An inclusive comprehension of pathophysiology knowledge is crucial in assessing and managing numerous disorders like schizophrenia. The emphatic manifestations monitored in the patient align with the features manifestations of schizophrenia, indicating the importance of identifying and addressing these symptoms. Genetic factors are critical in establishing schizophrenia, emphasizing the significance of gene counseling and individualized treatment perspectives. However, the self-defeating of neurotransmitters, like dopamine and glutamate, subscribe to the pathophysiology of schizophrenia, guiding therapeutic interventions targeting these imbalances. Structural abnormalities in the brain, including the enlarging of ventricles and lessening of gray matter volume, equip further insights into the neural underpinnings of schizophrenia, aiding the growth of novel diagnostic methods and therapeutic interventions. By integrating knowledge about these crucial aspects of pathophysiology knowledge, healthcare professionals can improve their ability to understand, diagnose, and treat schizophrenia successfully.
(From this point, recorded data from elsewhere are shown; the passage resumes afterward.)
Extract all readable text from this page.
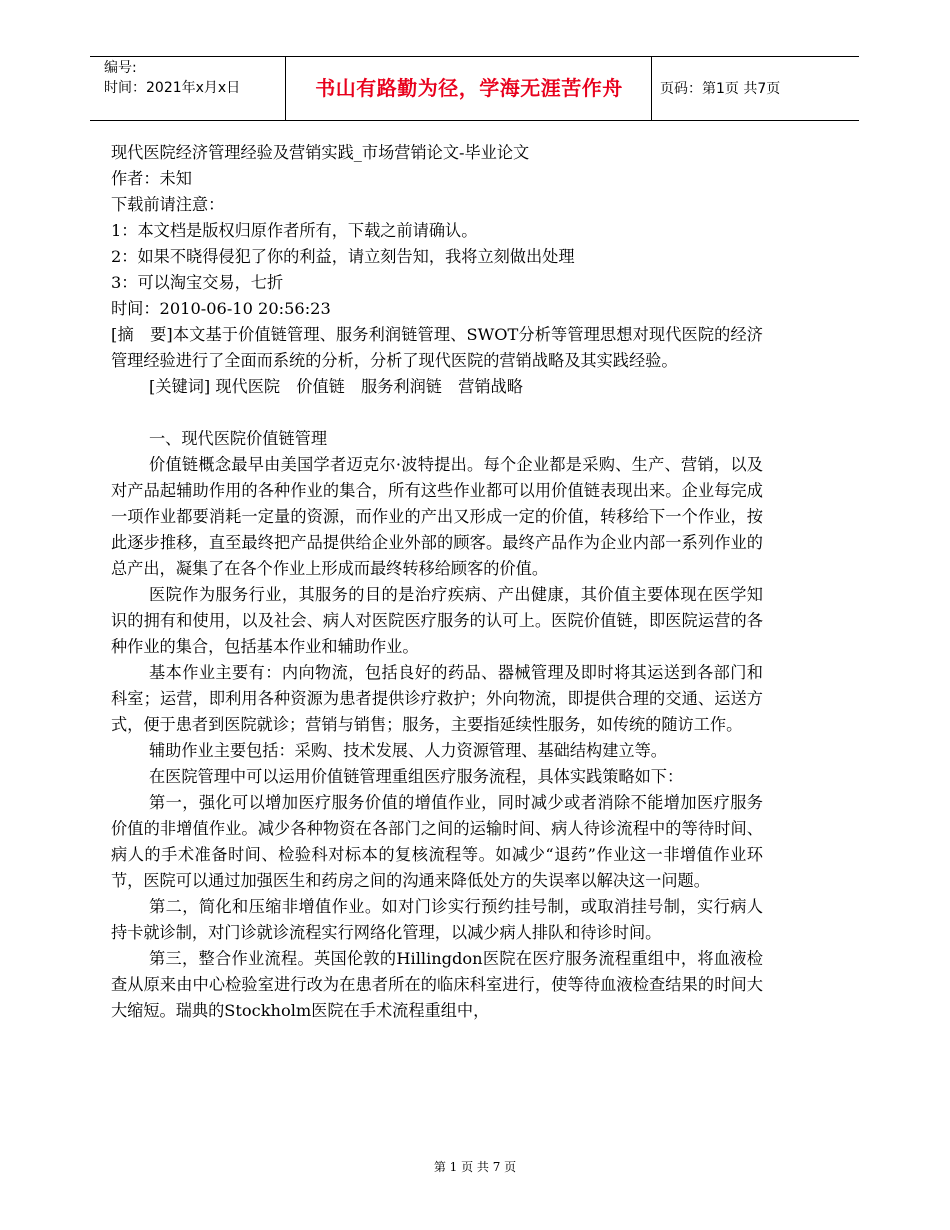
编号:
时间：2021年x月x日	书山有路勤为径，学海无涯苦作舟	页码：第1页 共7页

现代医院经济管理经验及营销实践_市场营销论文-毕业论文

作者：未知

下载前请注意：

1：本文档是版权归原作者所有，下载之前请确认。

2：如果不晓得侵犯了你的利益，请立刻告知，我将立刻做出处理

3：可以淘宝交易，七折

时间：2010-06-10 20:56:23

[摘　要]本文基于价值链管理、服务利润链管理、SWOT分析等管理思想对现代医院的经济管理经验进行了全面而系统的分析，分析了现代医院的营销战略及其实践经验。

[关键词] 现代医院　价值链　服务利润链　营销战略

一、现代医院价值链管理

价值链概念最早由美国学者迈克尔·波特提出。每个企业都是采购、生产、营销，以及对产品起辅助作用的各种作业的集合，所有这些作业都可以用价值链表现出来。企业每完成一项作业都要消耗一定量的资源，而作业的产出又形成一定的价值，转移给下一个作业，按此逐步推移，直至最终把产品提供给企业外部的顾客。最终产品作为企业内部一系列作业的总产出，凝集了在各个作业上形成而最终转移给顾客的价值。

医院作为服务行业，其服务的目的是治疗疾病、产出健康，其价值主要体现在医学知识的拥有和使用，以及社会、病人对医院医疗服务的认可上。医院价值链，即医院运营的各种作业的集合，包括基本作业和辅助作业。

基本作业主要有：内向物流，包括良好的药品、器械管理及即时将其运送到各部门和科室；运营，即利用各种资源为患者提供诊疗救护；外向物流，即提供合理的交通、运送方式，便于患者到医院就诊；营销与销售；服务，主要指延续性服务，如传统的随访工作。

辅助作业主要包括：采购、技术发展、人力资源管理、基础结构建立等。

在医院管理中可以运用价值链管理重组医疗服务流程，具体实践策略如下：

第一，强化可以增加医疗服务价值的增值作业，同时减少或者消除不能增加医疗服务价值的非增值作业。减少各种物资在各部门之间的运输时间、病人待诊流程中的等待时间、病人的手术准备时间、检验科对标本的复核流程等。如减少“退药”作业这一非增值作业环节，医院可以通过加强医生和药房之间的沟通来降低处方的失误率以解决这一问题。

第二，简化和压缩非增值作业。如对门诊实行预约挂号制，或取消挂号制，实行病人持卡就诊制，对门诊就诊流程实行网络化管理，以减少病人排队和待诊时间。

第三，整合作业流程。英国伦敦的Hillingdon医院在医疗服务流程重组中，将血液检查从原来由中心检验室进行改为在患者所在的临床科室进行，使等待血液检查结果的时间大大缩短。瑞典的Stockholm医院在手术流程重组中，

第 1 页 共 7 页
Angeli, P., Garcia-Tsao, G., Nadim, M. K., & Parikh, C. R. (2019). News in pathophysiology, definition and classification of hepatorenal syndrome: a step beyond the International Club of Ascites (ICA) consensus document. Journal of Hepatology71(4), 811-822.

Arfani, S. (2018). The Schizophrenia in The Main Character of a Beautiful Mind Movie Directed by Ron Howard. Wanastra: Jurnal Bahasa Dan Sastra10(1), 9-16.

Bansal, V., & Chatterjee, I. (2021). Role of neurotransmitters in schizophrenia: a comprehensive study. Kuwait Journal of Science48(2).

Hamner, T., Udhnani, M. D., Osipowicz, K. Z., & Lee, N. R. (2018). Pediatric brain development in Down syndrome: a field in its infancy. Journal of the International Neuropsychological Society24(9), 966-976.

Ikeda, M., Saito, T., Kondo, K., & Iwata, N. (2018). Genome‐wide association studies of bipolar disorder: A systematic review of recent findings and their clinical implications. Psychiatry and clinical neurosciences72(2), 52-63.

McCutcheon, R. A., Marques, T. R., & Howes, O. D. (2020). Schizophrenia—an overview. JAMA psychiatry77(2), 201-210.

Ogino, S., Nowak, J. A., Hamada, T., Milner Jr, D. A., & Nishihara, R. (2019). Insights into pathogenic interactions among environment, host, and tumor at the crossroads of molecular pathology and epidemiology. Annual Review of Pathology: Mechanisms of Disease14, 83-103.